La millefeuille a été employée autrefois à l'extérieur comme vulnéraire. Le nom qu'elle porte vulgairement (herbe aux charpentiers) lui vient de sa vertu supposée de guérir les plaies récentes. Les paysans retardent la guérison de leurs coupures mal réunies en y appliquant cette herbe ; mais comme ils guérissent par les efforts de la nature, malgré cette application, ils lui attribuent le merveilleux travail de la cicatrisation. Mais il n'en estpas de même des ulcères sanieux et atoniques ; le suc, l'infusion aqueuse ou vineuse de millefeuille, les raniment, les détergent et les disposent à la cicatrisation.

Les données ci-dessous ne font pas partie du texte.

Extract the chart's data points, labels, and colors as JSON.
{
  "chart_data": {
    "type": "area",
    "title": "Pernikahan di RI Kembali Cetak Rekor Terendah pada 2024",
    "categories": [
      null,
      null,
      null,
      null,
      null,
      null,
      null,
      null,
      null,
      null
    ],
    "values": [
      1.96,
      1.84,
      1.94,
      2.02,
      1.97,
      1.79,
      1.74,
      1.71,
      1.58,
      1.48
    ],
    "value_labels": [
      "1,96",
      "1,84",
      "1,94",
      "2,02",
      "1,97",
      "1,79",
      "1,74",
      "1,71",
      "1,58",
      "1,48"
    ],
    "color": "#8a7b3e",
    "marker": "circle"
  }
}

Cette plante, contusée et appliquée sur le périnée, augmentela tonicité de la peau de cette partie, et cicatrise promptement les crevasses ou les gerçures que la marche occasionne. Dubois a observé que la décoction de millefeuille dans la bière guérit d'une manière rapide les gerçures qui surviennent à la peau de diverses parties du corps, notamment celles qui ont leur siège au pourtour du mamelon des nourrices. On applique sur la partie malade des compresses trempées dans cette décoction. Le suc, la décoction ou l'infusion de millefeuille en topique, étaient regardés par Stahl comme un remède spécifique contre les hémorrhoïdes. En injection, ces préparations conviennent dans la leucorrhée et les flux muqueux ou mucoso-purulents du rectum. Hanin recommande contre la leucorrhée des injections dans le vagin avec une décoction composée de millefeuille, de trèfle d'eau et de mélilot ; on y ajoute, quand l'écoulement est moins abondant, et à la fin du traitement, des roses de Provins et du gros vin. On prépare avec la millefeuille des fumigations et des bains aromatiques et sédatifs. Elle est, dit-on, un excellent remède contre la gale des moutons.
(Matthiole recommande contre les maux de dents de mâcher l'herbe de millefeuille ; l'abondante sécrétion de salive qui s'ensuit peut, jusqu'à un certain point, amener du soulagement.)
'''MILLEFEUILLE NOBLE ''' (''Achillea nobilis'', L.). — Croît dans le Piémont, dans la Provence, le Languedoc, le Dauphiné, les Pyrénées ; on la trouve sur les collines, dans les terrains un peu sablonneux. Paraît un peu plus énergique que l'espèce précédente.
'''Description'''. — Tige ronde, non sillonnée, pubescente, haute de 30 à 36 centimètres. — Feuilles bipennées, cotonneuses, à lanières écartées, pointues, étroites, dentées en scie. — Fleurs en corymbe à l'extrémité des rameaux ; disque jaunâtre, demi-fleurons blancs, courts, échancrés au sommet et peu nombreux.
Odeur aromatique, camphrée, saveur amère.